12 Kain, jeden z pierwszych członków rodziny ludzkiej, ujrzał, że Bóg wyraża uznanie dla stosownego wielbienia ze strony Abla. Zamiast z czystych pobudek naśladować Abla we właściwym sposobie wielbienia, Kain znienawidził swego brata i zamordował go. Bóg ostrzegł go był, że zdąża ku nieszczęściu, ale Kain zlekceważył przestrogę. (1 Mojż. 4:6, 7) Jego wyzywające zachowanie i poczynania ujawniły, że brak mu jakiegokolwiek szacunku dla najwyższego Sędziego. I jak u Kaina wszystkie pobudki działania były złe, tak jest też u tych, którzy się starają obrócić niezasłużoną dobroć Bożą w usprawiedliwienie wyuzdania. Wprowadzając innych na drogę, która może przywieść jedynie do wiecznej zagłady, na podobieństwo Kaina obciążają się winą morderstwa. (1 Jana 3:12) Jehowa przeklął Kaina i w czasie potopu jego potomstwo zostało starte z powierzchni ziemi. Biada tym, którzy poszli ścieżką Kaina! Nie ulegaj im. Stawiaj im opór!

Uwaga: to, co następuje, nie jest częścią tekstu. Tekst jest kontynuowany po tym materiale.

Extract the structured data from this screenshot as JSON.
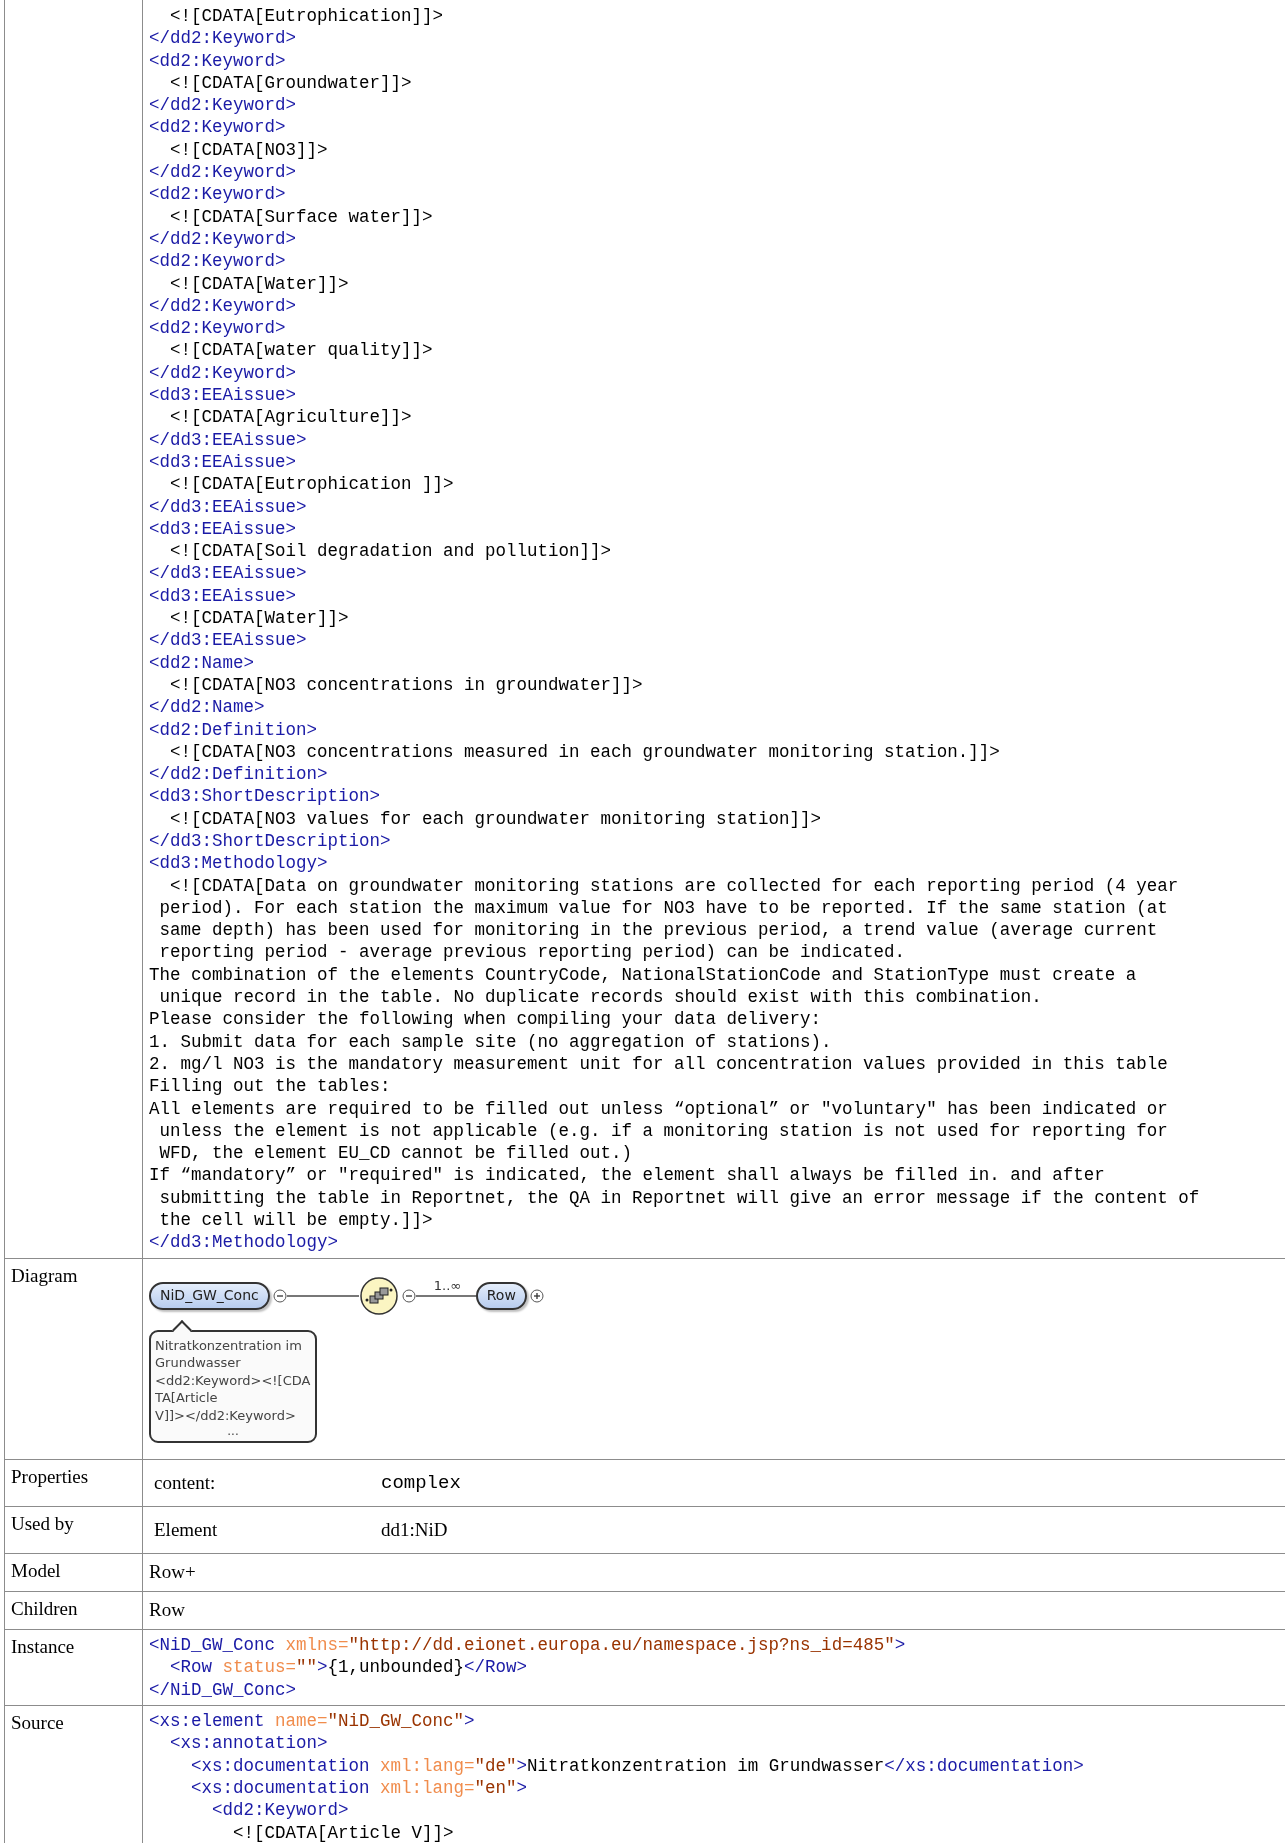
{
  "rows": [
    {
      "kind": "code",
      "lines": [
        [
          {
            "kind": "text",
            "s": "  <![CDATA[Eutrophication]]>"
          }
        ],
        [
          {
            "kind": "tag",
            "s": "</dd2:Keyword>"
          }
        ],
        [
          {
            "kind": "tag",
            "s": "<dd2:Keyword>"
          }
        ],
        [
          {
            "kind": "text",
            "s": "  <![CDATA[Groundwater]]>"
          }
        ],
        [
          {
            "kind": "tag",
            "s": "</dd2:Keyword>"
          }
        ],
        [
          {
            "kind": "tag",
            "s": "<dd2:Keyword>"
          }
        ],
        [
          {
            "kind": "text",
            "s": "  <![CDATA[NO3]]>"
          }
        ],
        [
          {
            "kind": "tag",
            "s": "</dd2:Keyword>"
          }
        ],
        [
          {
            "kind": "tag",
            "s": "<dd2:Keyword>"
          }
        ],
        [
          {
            "kind": "text",
            "s": "  <![CDATA[Surface water]]>"
          }
        ],
        [
          {
            "kind": "tag",
            "s": "</dd2:Keyword>"
          }
        ],
        [
          {
            "kind": "tag",
            "s": "<dd2:Keyword>"
          }
        ],
        [
          {
            "kind": "text",
            "s": "  <![CDATA[Water]]>"
          }
        ],
        [
          {
            "kind": "tag",
            "s": "</dd2:Keyword>"
          }
        ],
        [
          {
            "kind": "tag",
            "s": "<dd2:Keyword>"
          }
        ],
        [
          {
            "kind": "text",
            "s": "  <![CDATA[water quality]]>"
          }
        ],
        [
          {
            "kind": "tag",
            "s": "</dd2:Keyword>"
          }
        ],
        [
          {
            "kind": "tag",
            "s": "<dd3:EEAissue>"
          }
        ],
        [
          {
            "kind": "text",
            "s": "  <![CDATA[Agriculture]]>"
          }
        ],
        [
          {
            "kind": "tag",
            "s": "</dd3:EEAissue>"
          }
        ],
        [
          {
            "kind": "tag",
            "s": "<dd3:EEAissue>"
          }
        ],
        [
          {
            "kind": "text",
            "s": "  <![CDATA[Eutrophication ]]>"
          }
        ],
        [
          {
            "kind": "tag",
            "s": "</dd3:EEAissue>"
          }
        ],
        [
          {
            "kind": "tag",
            "s": "<dd3:EEAissue>"
          }
        ],
        [
          {
            "kind": "text",
            "s": "  <![CDATA[Soil degradation and pollution]]>"
          }
        ],
        [
          {
            "kind": "tag",
            "s": "</dd3:EEAissue>"
          }
        ],
        [
          {
            "kind": "tag",
            "s": "<dd3:EEAissue>"
          }
        ],
        [
          {
            "kind": "text",
            "s": "  <![CDATA[Water]]>"
          }
        ],
        [
          {
            "kind": "tag",
            "s": "</dd3:EEAissue>"
          }
        ],
        [
          {
            "kind": "tag",
            "s": "<dd2:Name>"
          }
        ],
        [
          {
            "kind": "text",
            "s": "  <![CDATA[NO3 concentrations in groundwater]]>"
          }
        ],
        [
          {
            "kind": "tag",
            "s": "</dd2:Name>"
          }
        ],
        [
          {
            "kind": "tag",
            "s": "<dd2:Definition>"
          }
        ],
        [
          {
            "kind": "text",
            "s": "  <![CDATA[NO3 concentrations measured in each groundwater monitoring station.]]>"
          }
        ],
        [
          {
            "kind": "tag",
            "s": "</dd2:Definition>"
          }
        ],
        [
          {
            "kind": "tag",
            "s": "<dd3:ShortDescription>"
          }
        ],
        [
          {
            "kind": "text",
            "s": "  <![CDATA[NO3 values for each groundwater monitoring station]]>"
          }
        ],
        [
          {
            "kind": "tag",
            "s": "</dd3:ShortDescription>"
          }
        ],
        [
          {
            "kind": "tag",
            "s": "<dd3:Methodology>"
          }
        ],
        [
          {
            "kind": "text",
            "s": "  <![CDATA[Data on groundwater monitoring stations are collected for each reporting period (4 year"
          }
        ],
        [
          {
            "kind": "text",
            "s": " period). For each station the maximum value for NO3 have to be reported. If the same station (at"
          }
        ],
        [
          {
            "kind": "text",
            "s": " same depth) has been used for monitoring in the previous period, a trend value (average current"
          }
        ],
        [
          {
            "kind": "text",
            "s": " reporting period - average previous reporting period) can be indicated."
          }
        ],
        [
          {
            "kind": "text",
            "s": "The combination of the elements CountryCode, NationalStationCode and StationType must create a"
          }
        ],
        [
          {
            "kind": "text",
            "s": " unique record in the table. No duplicate records should exist with this combination."
          }
        ],
        [
          {
            "kind": "text",
            "s": "Please consider the following when compiling your data delivery:"
          }
        ],
        [
          {
            "kind": "text",
            "s": "1. Submit data for each sample site (no aggregation of stations)."
          }
        ],
        [
          {
            "kind": "text",
            "s": "2. mg/l NO3 is the mandatory measurement unit for all concentration values provided in this table"
          }
        ],
        [
          {
            "kind": "text",
            "s": "Filling out the tables:"
          }
        ],
        [
          {
            "kind": "text",
            "s": "All elements are required to be filled out unless “optional” or \"voluntary\" has been indicated or"
          }
        ],
        [
          {
            "kind": "text",
            "s": " unless the element is not applicable (e.g. if a monitoring station is not used for reporting for"
          }
        ],
        [
          {
            "kind": "text",
            "s": " WFD, the element EU_CD cannot be filled out.)"
          }
        ],
        [
          {
            "kind": "text",
            "s": "If “mandatory” or \"required\" is indicated, the element shall always be filled in. and after"
          }
        ],
        [
          {
            "kind": "text",
            "s": " submitting the table in Reportnet, the QA in Reportnet will give an error message if the content of"
          }
        ],
        [
          {
            "kind": "text",
            "s": " the cell will be empty.]]>"
          }
        ],
        [
          {
            "kind": "tag",
            "s": "</dd3:Methodology>"
          }
        ]
      ]
    },
    {
      "kind": "diagram",
      "label": "Diagram",
      "root": "NiD_GW_Conc",
      "cardinality": "1..∞",
      "child": "Row",
      "note_lines": [
        "Nitratkonzentration im",
        "Grundwasser",
        "<dd2:Keyword><![CDA",
        "TA[Article",
        "V]]></dd2:Keyword>"
      ],
      "note_more": "..."
    },
    {
      "kind": "pairs",
      "label": "Properties",
      "pairs": [
        {
          "key": "content:",
          "value": "complex",
          "mono": true
        }
      ]
    },
    {
      "kind": "pairs",
      "label": "Used by",
      "pairs": [
        {
          "key": "Element",
          "value": "dd1:NiD",
          "mono": false
        }
      ]
    },
    {
      "kind": "plain",
      "label": "Model",
      "text": "Row+"
    },
    {
      "kind": "plain",
      "label": "Children",
      "text": "Row"
    },
    {
      "kind": "code",
      "label": "Instance",
      "lines": [
        [
          {
            "kind": "tag",
            "s": "<NiD_GW_Conc"
          },
          {
            "kind": "attr",
            "s": " xmlns="
          },
          {
            "kind": "value",
            "s": "\"http://dd.eionet.europa.eu/namespace.jsp?ns_id=485\""
          },
          {
            "kind": "tag",
            "s": ">"
          }
        ],
        [
          {
            "kind": "tag",
            "s": "  <Row"
          },
          {
            "kind": "attr",
            "s": " status="
          },
          {
            "kind": "value",
            "s": "\"\""
          },
          {
            "kind": "tag",
            "s": ">"
          },
          {
            "kind": "text",
            "s": "{1,unbounded}"
          },
          {
            "kind": "tag",
            "s": "</Row>"
          }
        ],
        [
          {
            "kind": "tag",
            "s": "</NiD_GW_Conc>"
          }
        ]
      ]
    },
    {
      "kind": "code",
      "label": "Source",
      "lines": [
        [
          {
            "kind": "tag",
            "s": "<xs:element"
          },
          {
            "kind": "attr",
            "s": " name="
          },
          {
            "kind": "value",
            "s": "\"NiD_GW_Conc\""
          },
          {
            "kind": "tag",
            "s": ">"
          }
        ],
        [
          {
            "kind": "tag",
            "s": "  <xs:annotation>"
          }
        ],
        [
          {
            "kind": "tag",
            "s": "    <xs:documentation"
          },
          {
            "kind": "attr",
            "s": " xml:lang="
          },
          {
            "kind": "value",
            "s": "\"de\""
          },
          {
            "kind": "tag",
            "s": ">"
          },
          {
            "kind": "text",
            "s": "Nitratkonzentration im Grundwasser"
          },
          {
            "kind": "tag",
            "s": "</xs:documentation>"
          }
        ],
        [
          {
            "kind": "tag",
            "s": "    <xs:documentation"
          },
          {
            "kind": "attr",
            "s": " xml:lang="
          },
          {
            "kind": "value",
            "s": "\"en\""
          },
          {
            "kind": "tag",
            "s": ">"
          }
        ],
        [
          {
            "kind": "tag",
            "s": "      <dd2:Keyword>"
          }
        ],
        [
          {
            "kind": "text",
            "s": "        <![CDATA[Article V]]>"
          }
        ]
      ]
    }
  ]
}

13. (a) Kim za czasów Mojżesza posłużył się Diabeł, aby wprowadzić między Izraelitów rozkład, i jak? (b) Co spotkało Balaama i co w takim razie można powiedzieć o tych, którzy się na nim wzorują?
13 Innym głośnym, lecz złym człowiekiem w czasach starożytnych był Balaam, którym posłużył się Diabeł, aby przemycić zepsucie moralne między Izraelitów na pustyni. Balaam zamieszkiwał w Petor; jak ustalono na podstawie pewnych odnalezionych napisów, miasto owo leżało w rejonie górnego Eufratu.a W kraju tym Balaam występował jako prorok, a przy tym uznawał też Jehowę, Boga Izraela. Ale jakże się różnił ten prorok od Mojżesza! Mojżesz miłował lud Boży; Balaam nie miał nawet szacunku dla Izraelitów, ani dla chwały, której dostąpili od Boga. Kiedy Balaak, król Moabu, wysłał do Mezopotamii posłów w celu najęcia Balaama, aby przybył i za pomocą magii babilońskiej rzucił klątwę na lud Jehowy, ten nie odżegnał się stanowczo od tak podłego przedsięwzięcia. W końcu uległ ponawianym propozycjom zapłaty, wyruszył, aby przekląć Izraela. Tym samym puścił się w drogę, która go pogrążyła w błędzie. Trzy razy próbował rzucić na Izraela przekleństwo, ale Jehowa stale zamieniał przekleństwo w błogosławieństwo, dając jasno do zrozumienia, że „nie ma (...) żadnych czarów na Jakuba ni przeciw Izraelowi proroctwa”. Sercem jednak Balaam nie był przy tym błogosławieństwie. Ponieważ nie zdołał przekląć Izraela, postarał się doprowadzić lud Boży do rozkładu, podsuwając Balakowi myśl, że gdyby się udało zwieść Izraelitów do religii fałszywej oraz wyzwolić z nich zmysłowe namiętności przez uprawianie nierządu z Moabitkami, wtedy sam Bóg przeklnie swój lud. Balak posłuchał owej zgubnej rady. W Szittim na polach Moabu za rozwiązłość zginęło od plagi 24 000 Izraelitów. (4 Mojż. 25:1-9, BT; Obj. 2:14) Balaam, który dla osobistego zysku gotów był przekląć Izraela lub zarazić go zepsuciem, w końcu poniósł śmierć z rąk tych, których zamierzał przekląć. (4 Mojż. 31:8) Biada tym, którzy są podobni Balaamowi! Biada tym, którzy by chcieli zdeprawować kogokolwiek z ludu Bożego przez uprawianie nierządu i uleganie zwierzęcym namiętnościom! — 4 Mojż. 22:1—24:25; 5 Mojż. 23:3-5, BT.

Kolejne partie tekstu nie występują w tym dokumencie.